In some embodiments, the one-click quote may provide various benefits. For example, the one-click quote may provide high quality incoming consumer data, attested to by the digital identity system 200 and/or the digital identity score system 500 approved entities. The one-click quote may also reduce costs for obtaining quote prefill data from 3rd parties. The one-click quote may also provide the ability to use zero knowledge proofs (ZKP) to reduce the amount of customer personal data being processed and stored. The one-click quote may also provide benefits for the consumers, such as: streamlined quote experience with no form filling; reduce incorrect quotes due to user input errors; ability to proof facts without revealing personal data (e.g., age over 21 without revealing date of birth); eliminating the need to send physical documents or emailing copies when requesting a quote; and ability to share only specific data attributes from a digital credential without revealing the entire credential (selective disclosure). Further, the one-click quote may provide benefits to digital partners and issuers, such as: competitive advantage over other digital partners; reduced customer personal data storage; monetized credential issuance; increased customer base through participating in the digital identity ecosystem; and reduced fraud by mitigating fake credentials claiming to be from the digital partner.
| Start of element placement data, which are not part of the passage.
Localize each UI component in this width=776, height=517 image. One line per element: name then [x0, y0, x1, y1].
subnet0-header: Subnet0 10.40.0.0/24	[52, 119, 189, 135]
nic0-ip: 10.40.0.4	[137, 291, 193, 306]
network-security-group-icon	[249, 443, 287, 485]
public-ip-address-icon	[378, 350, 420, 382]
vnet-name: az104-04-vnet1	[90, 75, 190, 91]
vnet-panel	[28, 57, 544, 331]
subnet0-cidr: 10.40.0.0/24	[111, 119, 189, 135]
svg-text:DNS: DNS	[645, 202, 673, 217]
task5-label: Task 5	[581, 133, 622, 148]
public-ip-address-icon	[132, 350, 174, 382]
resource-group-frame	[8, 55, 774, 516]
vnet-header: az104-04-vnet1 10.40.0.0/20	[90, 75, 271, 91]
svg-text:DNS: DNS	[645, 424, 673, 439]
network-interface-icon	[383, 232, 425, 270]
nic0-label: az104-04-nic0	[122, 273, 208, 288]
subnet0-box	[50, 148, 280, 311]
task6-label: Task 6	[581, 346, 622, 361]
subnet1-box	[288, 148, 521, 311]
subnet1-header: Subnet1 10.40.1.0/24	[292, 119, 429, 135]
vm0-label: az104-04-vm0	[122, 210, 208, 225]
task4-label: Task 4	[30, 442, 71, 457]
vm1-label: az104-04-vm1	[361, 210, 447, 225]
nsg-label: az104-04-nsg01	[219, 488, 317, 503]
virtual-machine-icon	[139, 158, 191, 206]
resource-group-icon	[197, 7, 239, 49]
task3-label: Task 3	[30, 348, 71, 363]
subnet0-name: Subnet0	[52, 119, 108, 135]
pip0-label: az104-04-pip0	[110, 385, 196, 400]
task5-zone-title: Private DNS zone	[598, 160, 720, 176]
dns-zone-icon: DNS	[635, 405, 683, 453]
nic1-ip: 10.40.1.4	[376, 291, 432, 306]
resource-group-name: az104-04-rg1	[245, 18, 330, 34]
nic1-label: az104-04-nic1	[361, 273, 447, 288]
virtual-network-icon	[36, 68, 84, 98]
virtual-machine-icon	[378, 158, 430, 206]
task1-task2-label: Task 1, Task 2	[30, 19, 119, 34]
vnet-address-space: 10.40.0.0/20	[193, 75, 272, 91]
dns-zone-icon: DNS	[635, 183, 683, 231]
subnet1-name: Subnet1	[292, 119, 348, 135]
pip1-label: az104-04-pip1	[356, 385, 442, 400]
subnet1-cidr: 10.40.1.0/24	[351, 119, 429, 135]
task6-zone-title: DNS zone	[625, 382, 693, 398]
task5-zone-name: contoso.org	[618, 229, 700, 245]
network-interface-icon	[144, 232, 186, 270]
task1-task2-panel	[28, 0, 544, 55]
Aspects of the invention have been described in terms of illustrative embodiments thereof. Numerous other embodiments, modifications, and variations within the scope and spirit of the appended claims will occur to persons of ordinary skill in the art from a review of this disclosure. For example, one of ordinary skill in the art will appreciate that the steps illustrated in the illustrative figures may be performed in other than the recited order, and that one or more steps illustrated may be optional in accordance with aspects of the invention.